November 5, 2018 By and    

The October sell-off in propane seems to show that players in the propane market are not worried about supply. On Nov. 1, Mont Belvieu LST propane closed at 82 cents, and Conway propane closed at 69 cents. Last year at this time, Mont Belvieu LST closed at 95.625 cents, and Conway closed at 90 cents.

Not only is the nominal value of propane lower year-over-year, so is its relative value. On Nov. 1, Mont Belvieu LST propane was valued at 54 percent of WTI crude. Last year at this time, it was valued at 74 percent.

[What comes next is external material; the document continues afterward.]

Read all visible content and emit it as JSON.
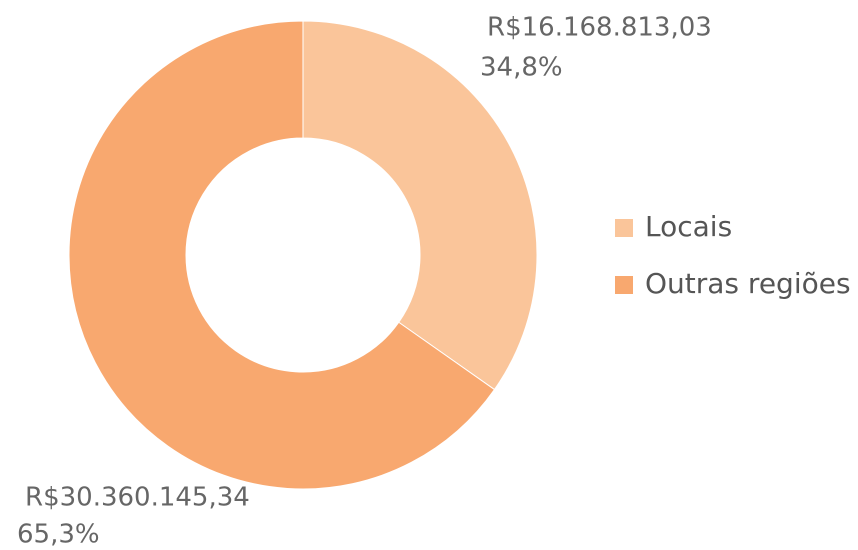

Image: Cost Management Solutions

Image: Cost Management Solutions

The chart above shows during the first half of the year Mont Belvieu LST propane set – or was near – five-year high valuations relative to WTI crude. As winter begins, Mont Belvieu LST propane’s relative value is falling. It is almost back to the five-year average, which is a very strong signal that traders see no red flags concerning propane supply. If propane fundamentals are perceived as supportive, then propane’s relative value to crude generally is higher.

Conway’s relative value to WTI crude has been near the five-year average all year, mostly staying well below 2017. There was an excess of supply in the Midwest, resulting in its relative low valuation compared to crude. During the second half of October, even low-valued Conway propane dropped another leg down in relative value to crude.

Image: Cost Management Solutions

Image: Cost Management Solutions

U.S. propane inventory is now running ahead of last year. During late summer, traders worried too much inventory was not fractionated, and thus available to the market. Current prices reflect traders are not too worried about a shortage of purity product either – at least right now.

High levels of propane production have kept up with both domestic and export demand.

Image: Cost Management Solutions

Image: Cost Management Solutions

U.S. propane production set new five-year highs every week this year, according to data provided by the Energy Information Administration. Production is consistently averaging more than 2 million barrels per day.

There was a significant disruption to propane supplies from hurricanes going into last winter. Since that has not happened this year, more inventory has accumulated.

So far, supplies have not been significantly tested. As winter demand increases, there is a chance the lack of adequate fractionation capacity to handle production could become a problem. It is very important to remember a lot of storage used to hold purity products is now being used for Y-grade storage.

It is possible the cushion of purity products to handle demand spikes may not be nearly what overall inventory might suggest, which includes propane trapped in Y-grade mix.

It remains very possible that a shortage of purity propane could still be an issue when winter demand kicks into high gear. If so, a look in the rearview mirror at the end of this winter may show today’s low nominal prices and low relative values for propane were great opportunities for price protection.